Dragons often take Size (most older dragons are larger than Medium size, and this affects their natural attacks and breath weapon sizes), ‘Saving Throw’ talents (Great Fortitude, Iron Will, Lightning Reflexes), a combat style (the Martial Tradition provides a baseline that is higher than most creatures, but not on par with a dedicated fighter), Natural Armor (which can afford to be much lower than in Pathfinder core rules because Armor Class is increased by the Level Bonus and Martial Training Bonus), Flight, and Breath Weapon.

The Dragon Martial Tradition improves the creatures Martial Training Bonus, as usual, and doubles any Natural Armor and Breath Weapon talents (up to the tier of the Martial Tradition). That is, a creature with the Heroic Dragon talent that takes Heroic Natural Armor and Heroic Breath Weapon would have +3 Martial Training Bonus, +6 Natural Armor bonus, and a 6d6 Breath Weapon (size determined by creature size).

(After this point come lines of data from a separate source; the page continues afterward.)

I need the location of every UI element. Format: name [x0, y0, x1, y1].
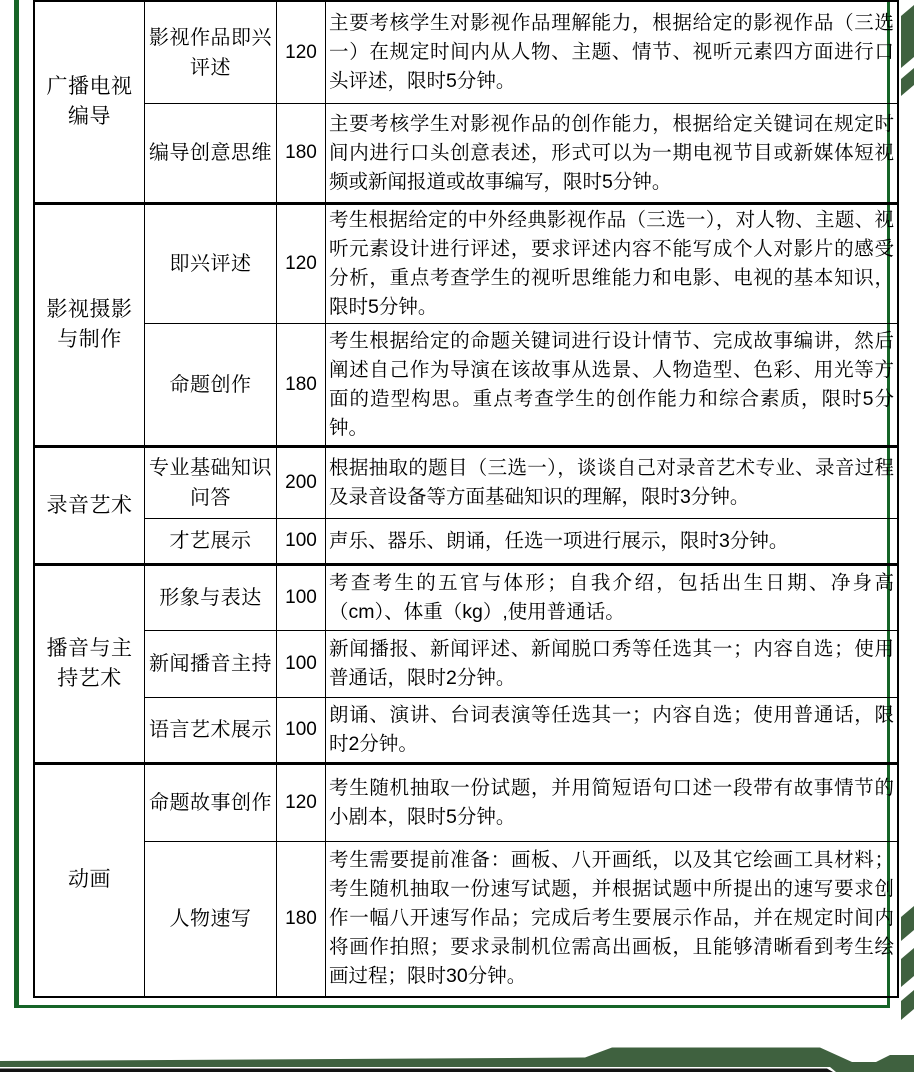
table-row	[34, 519, 898, 565]
exam-item-cell: 形象与表达	[145, 565, 277, 631]
table-row	[34, 631, 898, 698]
description-cell: 考生需要提前准备：画板、八开画纸，以及其它绘画工具材料；考生随机抽取一份速写试题，并根据试题中所提出的速写要求创作一幅八开速写作品；完成后考生要展示作品，并在规定时间内将画作拍照；要求录制机位需高出画板，且能够清晰看到考生绘画过程；限时30分钟。	[326, 842, 899, 997]
description-cell: 考生根据给定的命题关键词进行设计情节、完成故事编讲，然后阐述自己作为导演在该故事从选景、人物造型、色彩、用光等方面的造型构思。重点考查学生的创作能力和综合素质，限时5分钟。	[326, 324, 899, 447]
major-name-cell: 广播电视编导	[34, 1, 145, 204]
major-name-cell: 录音艺术	[34, 447, 145, 565]
exam-item-cell: 新闻播音主持	[145, 631, 277, 698]
exam-item-cell: 专业基础知识问答	[145, 447, 277, 519]
major-name-cell: 影视摄影与制作	[34, 204, 145, 447]
exam-item-cell: 才艺展示	[145, 519, 277, 565]
major-name-cell: 播音与主持艺术	[34, 565, 145, 764]
description-cell: 朗诵、演讲、台词表演等任选其一；内容自选；使用普通话，限时2分钟。	[326, 698, 899, 764]
score-cell: 120	[277, 1, 326, 104]
score-cell: 100	[277, 698, 326, 764]
exam-table	[33, 0, 899, 998]
score-cell: 180	[277, 104, 326, 204]
exam-item-cell: 语言艺术展示	[145, 698, 277, 764]
right-deco-bar-bottom-1	[901, 906, 914, 941]
score-cell: 100	[277, 565, 326, 631]
right-deco-bar-bottom-3	[901, 990, 914, 1020]
score-cell: 100	[277, 519, 326, 565]
exam-item-cell: 编导创意思维	[145, 104, 277, 204]
score-cell: 180	[277, 842, 326, 997]
exam-item-cell: 命题创作	[145, 324, 277, 447]
score-cell: 120	[277, 204, 326, 324]
exam-table-body	[34, 1, 898, 997]
exam-item-cell: 影视作品即兴评述	[145, 1, 277, 104]
table-row	[34, 447, 898, 519]
score-cell: 100	[277, 631, 326, 698]
footer-green-ribbon	[0, 1048, 914, 1072]
table-row	[34, 842, 898, 997]
table-row	[34, 698, 898, 764]
right-deco-bar-bottom-2	[901, 948, 914, 987]
major-name-cell: 动画	[34, 764, 145, 997]
table-row	[34, 565, 898, 631]
description-cell: 声乐、器乐、朗诵，任选一项进行展示，限时3分钟。	[326, 519, 899, 565]
description-cell: 主要考核学生对影视作品的创作能力，根据给定关键词在规定时间内进行口头创意表述，形式可以为一期电视节目或新媒体短视频或新闻报道或故事编写，限时5分钟。	[326, 104, 899, 204]
exam-item-cell: 即兴评述	[145, 204, 277, 324]
table-row	[34, 204, 898, 324]
score-cell: 120	[277, 764, 326, 842]
footer-black-strip	[0, 1069, 833, 1072]
frame-left-line	[14, 0, 19, 1008]
table-row	[34, 324, 898, 447]
table-row	[34, 764, 898, 842]
description-cell: 主要考核学生对影视作品理解能力，根据给定的影视作品（三选一）在规定时间内从人物、主题、情节、视听元素四方面进行口头评述，限时5分钟。	[326, 1, 899, 104]
exam-item-cell: 人物速写	[145, 842, 277, 997]
score-cell: 180	[277, 324, 326, 447]
right-deco-bar-top-1	[901, 5, 914, 68]
description-cell: 考查考生的五官与体形；自我介绍，包括出生日期、净身高（cm）、体重（kg）,使用普通话。	[326, 565, 899, 631]
frame-bottom-line	[14, 1005, 890, 1008]
description-cell: 根据抽取的题目（三选一），谈谈自己对录音艺术专业、录音过程及录音设备等方面基础知识的理解，限时3分钟。	[326, 447, 899, 519]
table-row	[34, 104, 898, 204]
description-cell: 新闻播报、新闻评述、新闻脱口秀等任选其一；内容自选；使用普通话，限时2分钟。	[326, 631, 899, 698]
description-cell: 考生根据给定的中外经典影视作品（三选一），对人物、主题、视听元素设计进行评述，要求评述内容不能写成个人对影片的感受分析，重点考查学生的视听思维能力和电影、电视的基本知识，限时5分钟。	[326, 204, 899, 324]
right-deco-bar-top-2	[901, 68, 914, 96]
description-cell: 考生随机抽取一份试题，并用简短语句口述一段带有故事情节的小剧本，限时5分钟。	[326, 764, 899, 842]
table-row	[34, 1, 898, 104]
score-cell: 200	[277, 447, 326, 519]
exam-item-cell: 命题故事创作	[145, 764, 277, 842]
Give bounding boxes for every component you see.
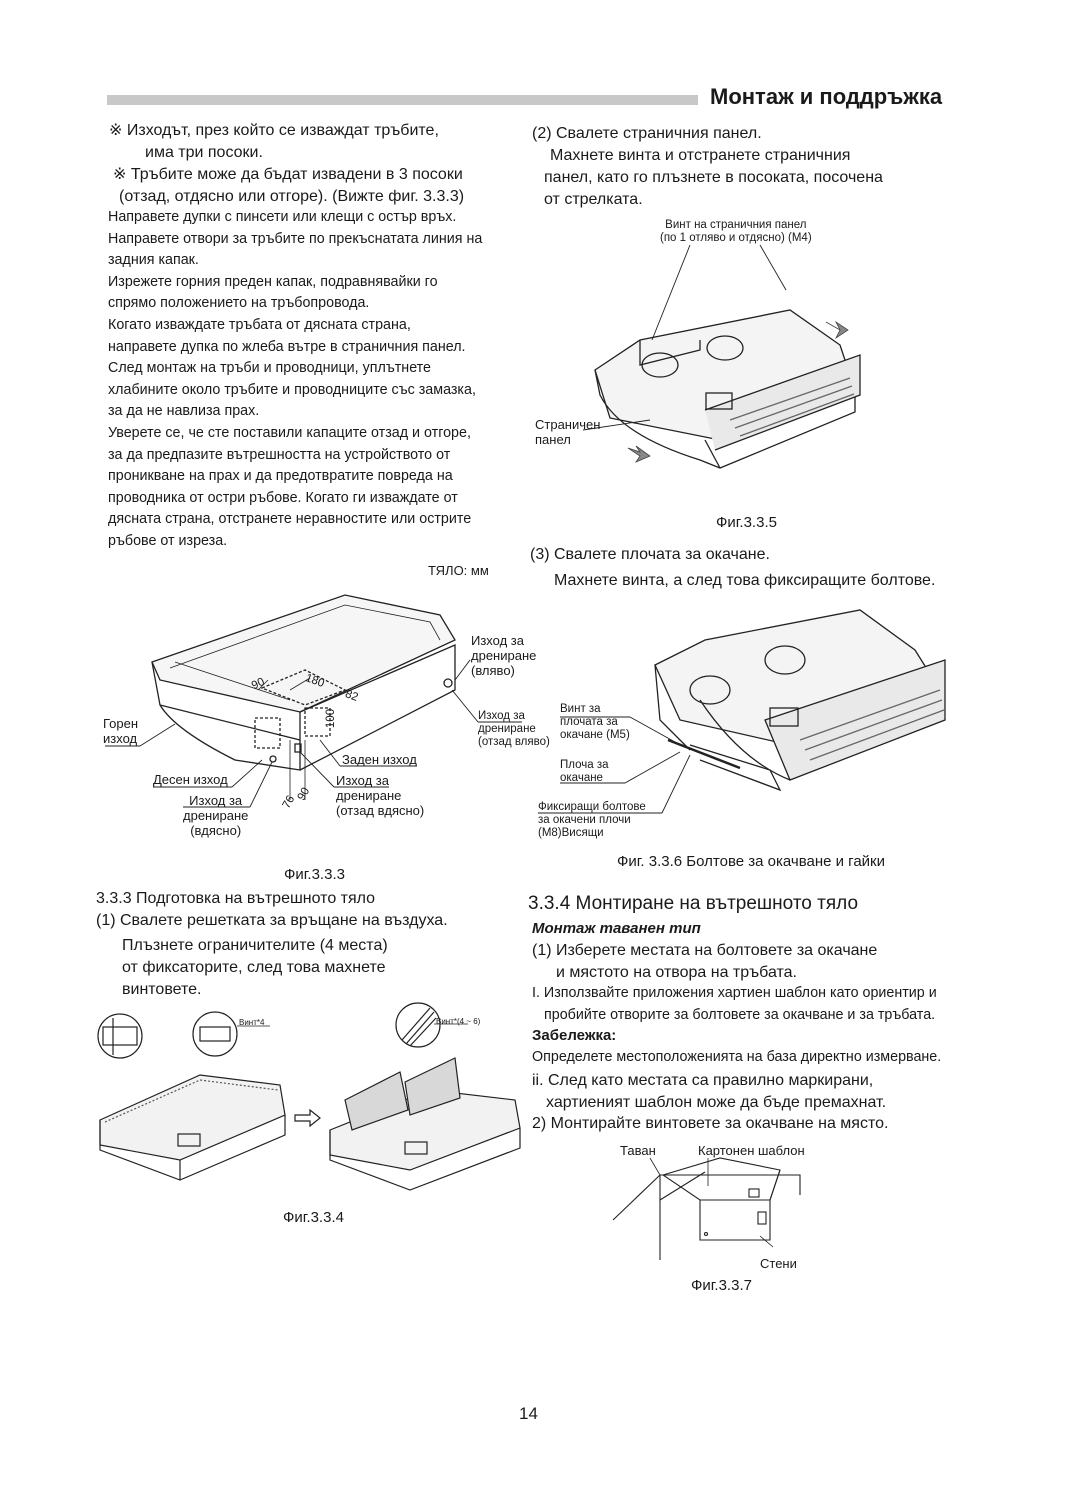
label-line: (отзад вляво) — [478, 736, 550, 748]
step-line: ii. След като местата са правилно маркирани, — [532, 1072, 874, 1089]
para-line: дясната страна, отстранете неравностите или острите — [108, 511, 472, 528]
unit-label: ТЯЛО: мм — [428, 563, 489, 578]
note-1-line-2: има три посоки. — [145, 144, 263, 161]
label-line: Изход за — [189, 793, 243, 808]
para-line: за да не навлиза прах. — [108, 403, 260, 420]
para-line: След монтаж на тръби и проводници, уплътнете — [108, 360, 432, 377]
para-line: Направете отвори за тръбите по прекъснатата линия на — [108, 230, 483, 247]
step-line: пробийте отворите за болтовете за окачване и за тръбата. — [544, 1006, 936, 1023]
label-line: окачане (M5) — [560, 729, 630, 741]
label-line: Фиксиращи болтове — [538, 801, 646, 813]
para-line: ръбове от изреза. — [108, 532, 228, 549]
para-line: за да предпазите вътрешността на устройството от — [108, 446, 451, 463]
step-line: (2) Свалете страничния панел. — [532, 125, 762, 142]
step-line: (3) Свалете плочата за окачане. — [530, 546, 770, 563]
label-line: плочата за — [560, 716, 618, 728]
step-line: панел, като го плъзнете в посоката, посочена — [544, 169, 883, 186]
label-line: Горен — [103, 716, 139, 731]
step-1: (1) Свалете решетката за връщане на въздуха. — [96, 912, 448, 929]
label-line: дрениране — [183, 808, 249, 823]
label-line: Плоча за — [560, 759, 609, 771]
step-2-install: 2) Монтирайте винтовете за окачване на място. — [532, 1115, 889, 1132]
dim-label: 90 — [249, 675, 267, 693]
fig-3-3-7-caption: Фиг.3.3.7 — [691, 1277, 752, 1294]
para-line: задния капак. — [108, 252, 199, 269]
label-line: Изход за — [336, 773, 389, 788]
para-line: Направете дупки с пинсети или клещи с остър връх. — [108, 209, 457, 225]
para-line: проводника от остри ръбове. Когато ги изваждате от — [108, 489, 458, 506]
label-line: за окачени плочи — [538, 814, 631, 826]
note-text: Определете местоположенията на база директно измерване. — [532, 1049, 942, 1065]
screw-label-1: Винт*4 — [239, 1018, 265, 1027]
step-line: Махнете винта, а след това фиксиращите болтове. — [554, 572, 936, 589]
dim-label: 180 — [303, 672, 326, 690]
dim-label: 82 — [343, 688, 360, 704]
para-line: проникване на прах и да предотвратите повреда на — [108, 468, 453, 485]
label-line: панел — [535, 432, 571, 447]
label-ceiling: Таван — [620, 1143, 656, 1158]
page-title: Монтаж и поддръжка — [710, 84, 943, 109]
step-line: (1) Изберете местата на болтовете за окачане — [532, 942, 878, 959]
label-line: (вдясно) — [190, 823, 242, 838]
step-line: хартиеният шаблон може да бъде премахнат. — [546, 1094, 887, 1111]
section-3-3-3-title: 3.3.3 Подготовка на вътрешното тяло — [96, 890, 376, 907]
para-line: направете дупка по жлеба вътре в страничния панел. — [108, 338, 466, 355]
label-line: дрениране — [478, 723, 536, 735]
label-line: окачане — [560, 772, 603, 784]
note-2-line-1: ※ Тръбите може да бъдат извадени в 3 посоки — [113, 166, 463, 183]
fig-3-3-4-caption: Фиг.3.3.4 — [283, 1209, 344, 1226]
screw-label-2: Винт*(4 ~ 6) — [436, 1017, 481, 1026]
para-line: хлабините около тръбите и проводниците със замазка, — [108, 381, 476, 398]
note-1-line-1: ※ Изходът, през който се изваждат тръбите, — [109, 122, 439, 139]
label-line: (вляво) — [471, 663, 515, 678]
label-line: Страничен — [535, 417, 601, 432]
step-line: от стрелката. — [544, 191, 643, 208]
fig-3-3-3-caption: Фиг.3.3.3 — [284, 866, 345, 883]
label-line: изход — [103, 731, 138, 746]
section-3-3-4-subtitle: Монтаж таванен тип — [532, 920, 701, 937]
step-line: Махнете винта и отстранете страничния — [550, 147, 851, 164]
note-2-line-2: (отзад, отдясно или отгоре). (Вижте фиг. 3.3.3) — [119, 188, 465, 205]
page-number: 14 — [519, 1404, 538, 1423]
label-cardboard-template: Картонен шаблон — [698, 1143, 805, 1158]
label-line: Винт за — [560, 703, 601, 715]
label-line: (по 1 отляво и отдясно) (M4) — [660, 232, 812, 244]
label-line: Изход за — [471, 633, 524, 648]
body-line: винтовете. — [122, 981, 202, 998]
step-line: и мястото на отвора на тръбата. — [556, 964, 797, 981]
label-line: Изход за — [478, 710, 525, 722]
section-3-3-4-title: 3.3.4 Монтиране на вътрешното тяло — [528, 893, 859, 914]
para-line: спрямо положението на тръбопровода. — [108, 295, 370, 312]
dim-label: 100 — [325, 708, 338, 729]
label-line: (M8)Висящи — [538, 827, 604, 839]
para-line: Изрежете горния преден капак, подравнявайки го — [108, 273, 438, 290]
label-line: дрениране — [336, 788, 402, 803]
note-label: Забележка: — [532, 1027, 617, 1044]
step-line: I. Използвайте приложения хартиен шаблон като ориентир и — [532, 985, 937, 1001]
para-line: Когато изваждате тръбата от дясната страна, — [108, 316, 411, 333]
fig-3-3-5-caption: Фиг.3.3.5 — [716, 514, 777, 531]
para-line: Уверете се, че сте поставили капаците отзад и отгоре, — [108, 424, 471, 441]
label-right-outlet: Десен изход — [153, 772, 228, 787]
body-line: от фиксаторите, след това махнете — [122, 959, 386, 976]
body-line: Плъзнете ограничителите (4 места) — [122, 937, 388, 954]
label-rear-outlet: Заден изход — [342, 752, 417, 767]
label-line: (отзад вдясно) — [336, 803, 425, 818]
label-line: дрениране — [471, 648, 537, 663]
label-walls: Стени — [760, 1256, 797, 1271]
label-line: Винт на страничния панел — [665, 219, 807, 231]
fig-3-3-6-caption: Фиг. 3.3.6 Болтове за окачване и гайки — [617, 853, 885, 870]
dim-label: 90 — [295, 785, 313, 803]
dim-label: 76 — [280, 793, 298, 811]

This seems like it’s somewhat rich right now, it gives some significant powers. Then again, ‘everything else’ has to be paid for, and some of the additional benefits gained here (especially doubling the benefits of Natural Armor) are specifically to make up for physical inabilities (dragons cannot, as a rule, wear armor).

Closing Comments

To fully model everything dragons get will likely take all the talent slots available. This is probably correct, since dragons are basically a “monster wins” creature type. By building them as I am here, it is possible to still model them. Taking a Draconic combat style, spending three talents for Saving Throw talents, and taking Natural Armor and Breath Weapon will use the six top-tier slots on the top-tier abilities. Flight and magic use are, per Pathfinder core rules, actually below the top tier.  The biggest dragons are clumsy fliers; if they used higher-tier talent slots for Flight they could be much better at it. Similarly, their casting ability is somewhat lower than their Challenge Rating, let alone their Hit Dice. That could also be brought up, at the cost of some of the other draconic benefits.